Comedy / Doug Stanhope
Interview: Doug Stanhope
US comedian Doug Stanhope returns to the UK this month for a series of shows, finishing up at The Pavilion, Bath on Sunday, June 17.
Stanhope has been drunkenly stumbling down the back roads and dark alleys of stand-up comedy for over a quarter of a century, roads laden with dank bars, prostitutes, cheap drugs, farm animals, evil dwarfs, public nudity, menacing third-world police, psychotic breaks, sex offenders, and some understandable suicides. With material ranging from true-life graphic perversion to volatile social criticism, Doug is vulgar, opinionated, brutally honest, shockingly uninhibited, and certainly not for everybody.
“Doug might be the most important stand-up working today.” Ricky Gervais
is needed now More than ever
“Doug Stanhope is the most dangerous comedian in the world. If we both were fighters I would avoid him at all costs. He’s a bad, bad man.” Chris Rock
“Doug might be the most important stand-up working today” – Ricky Gervais.

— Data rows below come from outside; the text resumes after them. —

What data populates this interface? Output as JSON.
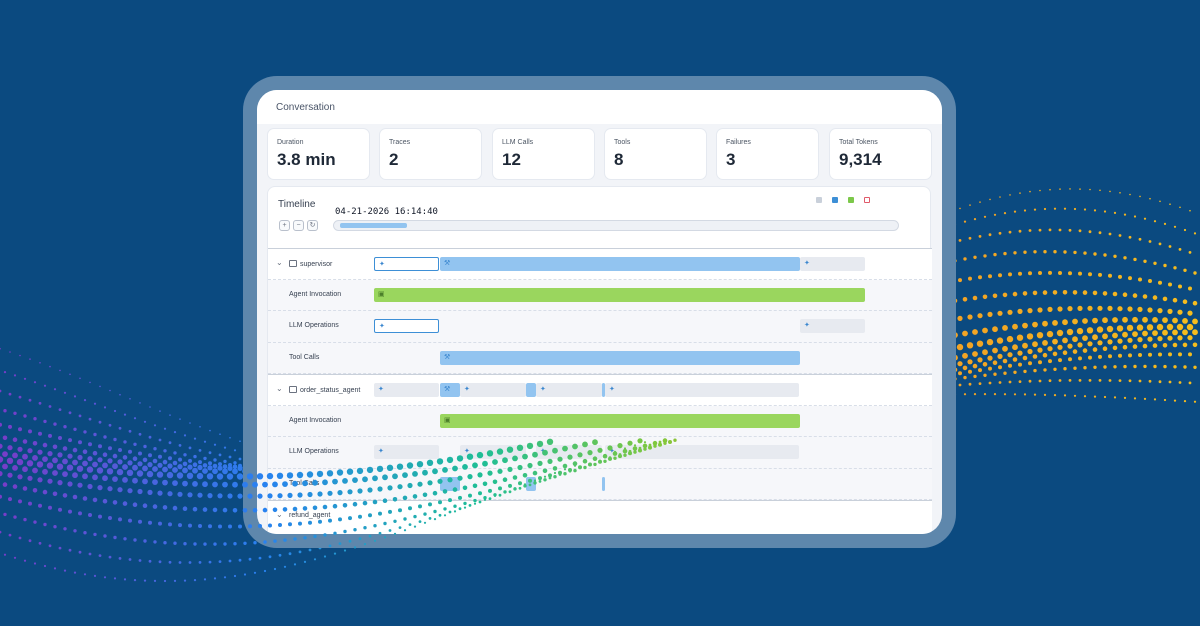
{
  "conversation": {
    "title": "Conversation"
  },
  "stats": [
    {
      "label": "Duration",
      "value": "3.8 min"
    },
    {
      "label": "Traces",
      "value": "2"
    },
    {
      "label": "LLM Calls",
      "value": "12"
    },
    {
      "label": "Tools",
      "value": "8"
    },
    {
      "label": "Failures",
      "value": "3"
    },
    {
      "label": "Total Tokens",
      "value": "9,314"
    }
  ],
  "timeline": {
    "title": "Timeline",
    "timestamp": "04-21-2026 16:14:40",
    "zoom_in_icon": "zoom-in-icon",
    "zoom_out_icon": "zoom-out-icon",
    "reset_icon": "reset-icon",
    "scrub_position": 0.12,
    "legend_colors": [
      "#c9d0da",
      "#3d8fd6",
      "#7cc84a",
      "#e05a6a"
    ]
  },
  "rows": [
    {
      "label": "supervisor",
      "type": "group",
      "icon": "agent-icon"
    },
    {
      "label": "Agent Invocation",
      "type": "sub"
    },
    {
      "label": "LLM Operations",
      "type": "sub"
    },
    {
      "label": "Tool Calls",
      "type": "sub"
    },
    {
      "label": "order_status_agent",
      "type": "group",
      "icon": "agent-icon"
    },
    {
      "label": "Agent Invocation",
      "type": "sub"
    },
    {
      "label": "LLM Operations",
      "type": "sub"
    },
    {
      "label": "Tool Calls",
      "type": "sub"
    }
  ],
  "partial_row_label": "refund_agent",
  "colors": {
    "background": "#0b4a80",
    "llm": "#3d8fd6",
    "tool": "#92c4f0",
    "agent": "#9ad65e",
    "idle": "#e7eaf0"
  }
}
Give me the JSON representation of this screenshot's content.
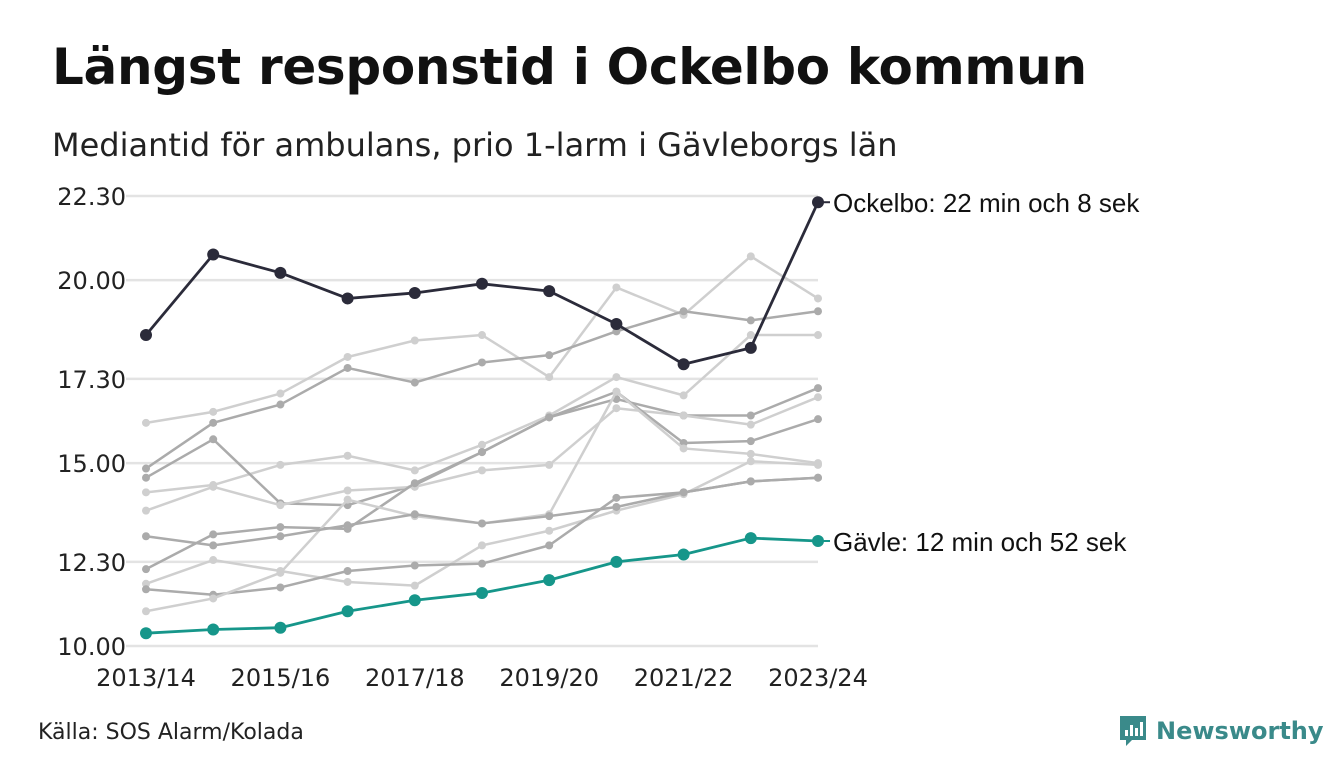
{
  "header": {
    "title": "Längst responstid i Ockelbo kommun",
    "subtitle": "Mediantid för ambulans, prio 1-larm i Gävleborgs län"
  },
  "footer": {
    "source": "Källa: SOS Alarm/Kolada",
    "brand": "Newsworthy"
  },
  "colors": {
    "highlight_dark": "#2b2b3a",
    "highlight_teal": "#16968a",
    "background_light": "#cfcfcf",
    "background_mid": "#ababab",
    "grid": "#e3e3e3",
    "brand": "#3a8a8a"
  },
  "chart_data": {
    "type": "line",
    "x": [
      "2013/14",
      "2014/15",
      "2015/16",
      "2016/17",
      "2017/18",
      "2018/19",
      "2019/20",
      "2020/21",
      "2021/22",
      "2022/23",
      "2023/24"
    ],
    "x_tick_labels": [
      "2013/14",
      "2015/16",
      "2017/18",
      "2019/20",
      "2021/22",
      "2023/24"
    ],
    "y_ticks": [
      10.0,
      12.3,
      15.0,
      17.3,
      20.0,
      22.3
    ],
    "y_tick_labels": [
      "10.00",
      "12.30",
      "15.00",
      "17.30",
      "20.00",
      "22.30"
    ],
    "ylim": [
      10.0,
      22.5
    ],
    "grid": true,
    "highlighted": [
      {
        "name": "Ockelbo",
        "label": "Ockelbo: 22 min och 8 sek",
        "color": "#2b2b3a",
        "values": [
          18.5,
          20.7,
          20.2,
          19.5,
          19.65,
          19.9,
          19.7,
          18.8,
          17.7,
          18.15,
          22.13
        ]
      },
      {
        "name": "Gävle",
        "label": "Gävle: 12 min och 52 sek",
        "color": "#16968a",
        "values": [
          10.35,
          10.45,
          10.5,
          10.95,
          11.25,
          11.45,
          11.8,
          12.3,
          12.5,
          12.95,
          12.87
        ]
      }
    ],
    "background_series": [
      {
        "color": "#cfcfcf",
        "values": [
          16.1,
          16.4,
          16.9,
          17.9,
          18.35,
          18.5,
          17.35,
          19.8,
          19.05,
          20.65,
          19.5
        ]
      },
      {
        "color": "#ababab",
        "values": [
          14.85,
          16.1,
          16.6,
          17.6,
          17.2,
          17.75,
          17.95,
          18.6,
          19.15,
          18.9,
          19.15
        ]
      },
      {
        "color": "#cfcfcf",
        "values": [
          14.2,
          14.4,
          14.95,
          15.2,
          14.8,
          15.5,
          16.3,
          17.35,
          16.85,
          18.5,
          18.5
        ]
      },
      {
        "color": "#ababab",
        "values": [
          14.6,
          15.65,
          13.9,
          13.85,
          14.4,
          15.3,
          16.25,
          16.75,
          16.3,
          16.3,
          17.05
        ]
      },
      {
        "color": "#cfcfcf",
        "values": [
          13.7,
          14.35,
          13.85,
          14.25,
          14.35,
          14.8,
          14.95,
          16.5,
          16.3,
          16.05,
          16.8
        ]
      },
      {
        "color": "#ababab",
        "values": [
          12.1,
          13.05,
          13.25,
          13.2,
          14.45,
          15.3,
          16.25,
          16.95,
          15.55,
          15.6,
          16.2
        ]
      },
      {
        "color": "#cfcfcf",
        "values": [
          11.7,
          12.35,
          12.05,
          11.75,
          11.65,
          12.75,
          13.15,
          13.7,
          14.15,
          15.05,
          14.95
        ]
      },
      {
        "color": "#ababab",
        "values": [
          11.55,
          11.4,
          11.6,
          12.05,
          12.2,
          12.25,
          12.75,
          14.05,
          14.2,
          14.5,
          14.6
        ]
      },
      {
        "color": "#cfcfcf",
        "values": [
          10.95,
          11.3,
          12.0,
          14.0,
          13.55,
          13.35,
          13.6,
          16.95,
          15.4,
          15.25,
          15.0
        ]
      },
      {
        "color": "#ababab",
        "values": [
          13.0,
          12.75,
          13.0,
          13.3,
          13.6,
          13.35,
          13.55,
          13.8,
          14.2,
          14.5,
          14.6
        ]
      }
    ]
  }
}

What do you think he means by this and is there something in what he says?
I don’t know. He said it somewhere and the publisher thought it would help sell books. I don’t know if it did.

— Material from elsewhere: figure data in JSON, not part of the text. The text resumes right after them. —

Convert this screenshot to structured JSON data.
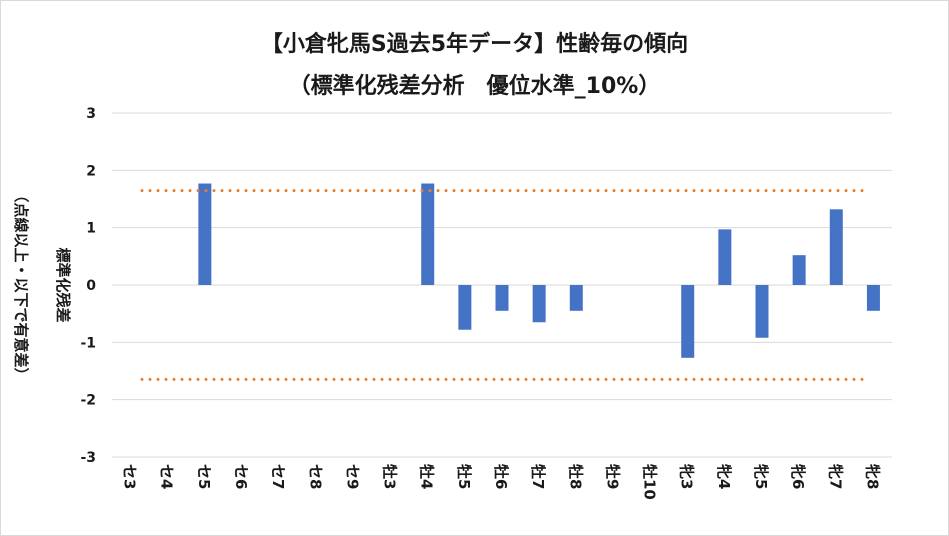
{
  "chart_data": {
    "type": "bar",
    "title_line1": "【小倉牝馬S過去5年データ】性齢毎の傾向",
    "title_line2": "（標準化残差分析　優位水準_10%）",
    "ylabel_line1": "標準化残差",
    "ylabel_line2": "（点線以上・以下で有意差）",
    "ylim": [
      -3,
      3
    ],
    "yticks": [
      3,
      2,
      1,
      0,
      -1,
      -2,
      -3
    ],
    "threshold_upper": 1.645,
    "threshold_lower": -1.645,
    "categories": [
      "セ3",
      "セ4",
      "セ5",
      "セ6",
      "セ7",
      "セ8",
      "セ9",
      "牡3",
      "牡4",
      "牡5",
      "牡6",
      "牡7",
      "牡8",
      "牡9",
      "牡10",
      "牝3",
      "牝4",
      "牝5",
      "牝6",
      "牝7",
      "牝8"
    ],
    "values": [
      0,
      0,
      1.77,
      0,
      0,
      0,
      0,
      0,
      1.77,
      -0.78,
      -0.45,
      -0.65,
      -0.45,
      0,
      0,
      -1.27,
      0.97,
      -0.92,
      0.52,
      1.32,
      -0.45
    ],
    "colors": {
      "bar": "#4472c4",
      "threshold": "#ed7d31",
      "grid": "#d9d9d9"
    },
    "grid": true,
    "legend": "none"
  }
}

And Chris Rock has called you “the most dangerous comedian in the world.” Thoughts on that?Chris likes to make a lot of hay about the fact that I’m a ‘bug-chaser’ – one who deliberately has sex with people with AIDS in hopes of contracting the virus. Although I haven’t achieved that goal, Rock still considers me to be “dangerous.”
Are you as darkly cynical through and through as you appear onstage?
I’m never the same guy for an entire 24-hour period. It’s frustrating.
When you look around the rest of the comedy landscape, do you find much of it bland, polite, cosy, not dealing with the real mess of life; or do you just think, ‘fine, they’re doing their thing, I’m doing mine’?
I don’t watch stand-up comedy. But I assume, like a prostitute, if they are coming to me then they must not be getting what they want at home.
How is your girlfriend Bingo recovering?
Oh shit! Bingo! I completely forgot to follow up on that whole coma thing! I better call the hospital. Man, do I look like a jerk right now.
See much of Johnny Depp these days?
As much as I do any of my friends. Unless they are in a train station in Leeds or Birmingham or Glasgow, I don’t see much of anyone anymore. Oh, wait. I did see Johnny in the Birmingham train station in an ad for Sauvage cologne. Gosh, he’s dreamy.
What are you most looking forward to about your Bath show? What can the audience expect?
I’ll be reading from the New Testament mostly and then asking people where they are from. I’ll say things like “Nice shirt! Must be laundry day,” followed by a classic Stanhope roll of the eyes.